Kyoto’s Aoi Matsuri
Kyoto’s Aoi Matsuri
Kyoto has three main festivals which are the Gion Matsuri, Jidai Matsuri and the Aoi Matsuri. The festival that I will be talking about in this blog is the Aoi Matsuri. This festival takes place every year on the 15th of May. The main attraction of the festival is a parade around Kyoto and in this parade over 500 people get dressed up in aristocratic style of the Heian Period and they walk from the Imperial Palace to the Kamo Shrines. The word Aoi means Hollyhock in Japanese and the festival is named after the Hollyhock leaves that are worn by the members of procession.
The Aoi Matsuri began in the 7th century meaning that it predates when Kyoto was established as a national capital in 794. The precise origins of this festival is unknown. It is believed that the deities of the Kamo Shrines were the cause of some of the natural disasters that occurred. However, these natural disasters subsided after the Emperor began making offerings to the gods and that was the start of this tradition. The official name of the festival still remains to be Kamo Matsuri because of the association that it has with the Shrines.
The word festival became synonymous with the Aoi festival during the Heian because of the growing prominence of the Aoi festival.

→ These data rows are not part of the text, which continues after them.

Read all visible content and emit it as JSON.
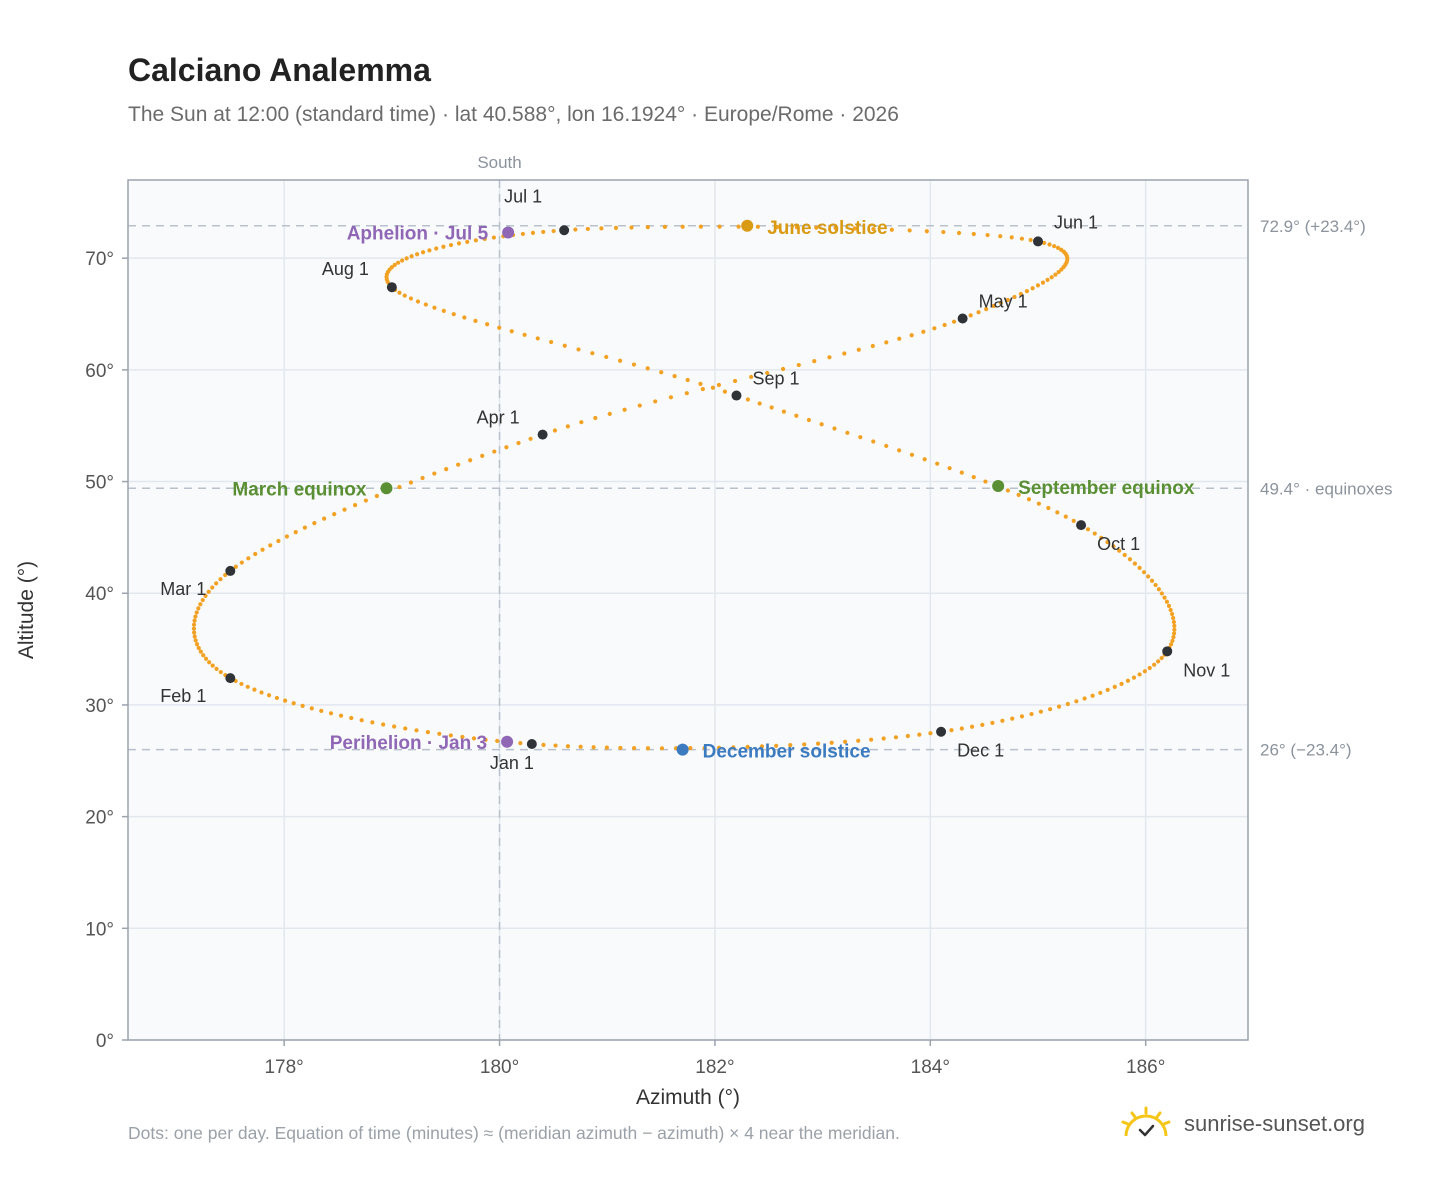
{
  "title": "Calciano Analemma",
  "subtitle": "The Sun at 12:00 (standard time) · lat 40.588°, lon 16.1924° · Europe/Rome · 2026",
  "footnote": "Dots: one per day. Equation of time (minutes) ≈ (meridian azimuth − azimuth) × 4 near the meridian.",
  "brand": {
    "name": "sunrise-sunset.org",
    "icon": "sun-logo-icon"
  },
  "colors": {
    "curve": "#f2a122",
    "month_marker": "#2f3338",
    "aphelion": "#8f67b5",
    "perihelion": "#8f67b5",
    "june_solstice": "#d99a14",
    "december_solstice": "#3c7bc0",
    "equinox": "#5a8f33",
    "plot_bg": "#f8fafc",
    "grid": "#e3e8ee",
    "axis": "#9ba3ae",
    "reference_line": "#b8c1cc"
  },
  "chart_data": {
    "type": "scatter",
    "xlabel": "Azimuth (°)",
    "ylabel": "Altitude (°)",
    "xlim": [
      176.55,
      186.95
    ],
    "ylim": [
      0,
      77
    ],
    "grid": true,
    "x_ticks": [
      178,
      180,
      182,
      184,
      186
    ],
    "x_tick_labels": [
      "178°",
      "180°",
      "182°",
      "184°",
      "186°"
    ],
    "y_ticks": [
      0,
      10,
      20,
      30,
      40,
      50,
      60,
      70
    ],
    "y_tick_labels": [
      "0°",
      "10°",
      "20°",
      "30°",
      "40°",
      "50°",
      "60°",
      "70°"
    ],
    "south_line": {
      "x": 180,
      "label": "South"
    },
    "reference_lines": [
      {
        "y": 72.9,
        "label": "72.9° (+23.4°)"
      },
      {
        "y": 49.4,
        "label": "49.4° · equinoxes"
      },
      {
        "y": 26,
        "label": "26° (−23.4°)"
      }
    ],
    "month_markers": [
      {
        "label": "Jan 1",
        "x": 180.3,
        "y": 26.5
      },
      {
        "label": "Feb 1",
        "x": 177.5,
        "y": 32.4
      },
      {
        "label": "Mar 1",
        "x": 177.5,
        "y": 42.0
      },
      {
        "label": "Apr 1",
        "x": 180.4,
        "y": 54.2
      },
      {
        "label": "May 1",
        "x": 184.3,
        "y": 64.6
      },
      {
        "label": "Jun 1",
        "x": 185.0,
        "y": 71.5
      },
      {
        "label": "Jul 1",
        "x": 180.6,
        "y": 72.5
      },
      {
        "label": "Aug 1",
        "x": 179.0,
        "y": 67.4
      },
      {
        "label": "Sep 1",
        "x": 182.2,
        "y": 57.7
      },
      {
        "label": "Oct 1",
        "x": 185.4,
        "y": 46.1
      },
      {
        "label": "Nov 1",
        "x": 186.2,
        "y": 34.8
      },
      {
        "label": "Dec 1",
        "x": 184.1,
        "y": 27.6
      }
    ],
    "events": [
      {
        "label": "Perihelion · Jan 3",
        "x": 180.07,
        "y": 26.7,
        "color_key": "perihelion"
      },
      {
        "label": "March equinox",
        "x": 178.95,
        "y": 49.4,
        "color_key": "equinox"
      },
      {
        "label": "June solstice",
        "x": 182.3,
        "y": 72.9,
        "color_key": "june_solstice"
      },
      {
        "label": "Aphelion · Jul 5",
        "x": 180.08,
        "y": 72.3,
        "color_key": "aphelion"
      },
      {
        "label": "September equinox",
        "x": 184.63,
        "y": 49.6,
        "color_key": "equinox"
      },
      {
        "label": "December solstice",
        "x": 181.7,
        "y": 26.0,
        "color_key": "december_solstice"
      }
    ]
  }
}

During the festival there are men on horseback, giant bouquets of flowers, ox drawn carts decorated and a large group of women in Kimono that accompany the year’s Saio.
The Saio was a young female member of the imperial family and she served as a high priestess of the Kamo Shrines. Saio would perform rituals at the shrines during the festivals. During the modern era, however, instead of a woman from the imperial family an unmarried young woman from Kyoto would be chosen each year to be the Saio. The woman who is chosen as the Saio must be purified in a ceremony before the festival takes place. She is then taken through the procession on a palanquin.
The festival takes place at the souther gate of the Imperial Palace at 10:30 am and it crosses the river that runs right in front of the Shimogamo Shrine a little past 11 am. Before the procession departs the Kamigamo Shrine there are certain ceremonies that are performed for about two hours. If you would like to watch the watch the whole procession from start to finish then it will be a little over an hour in total.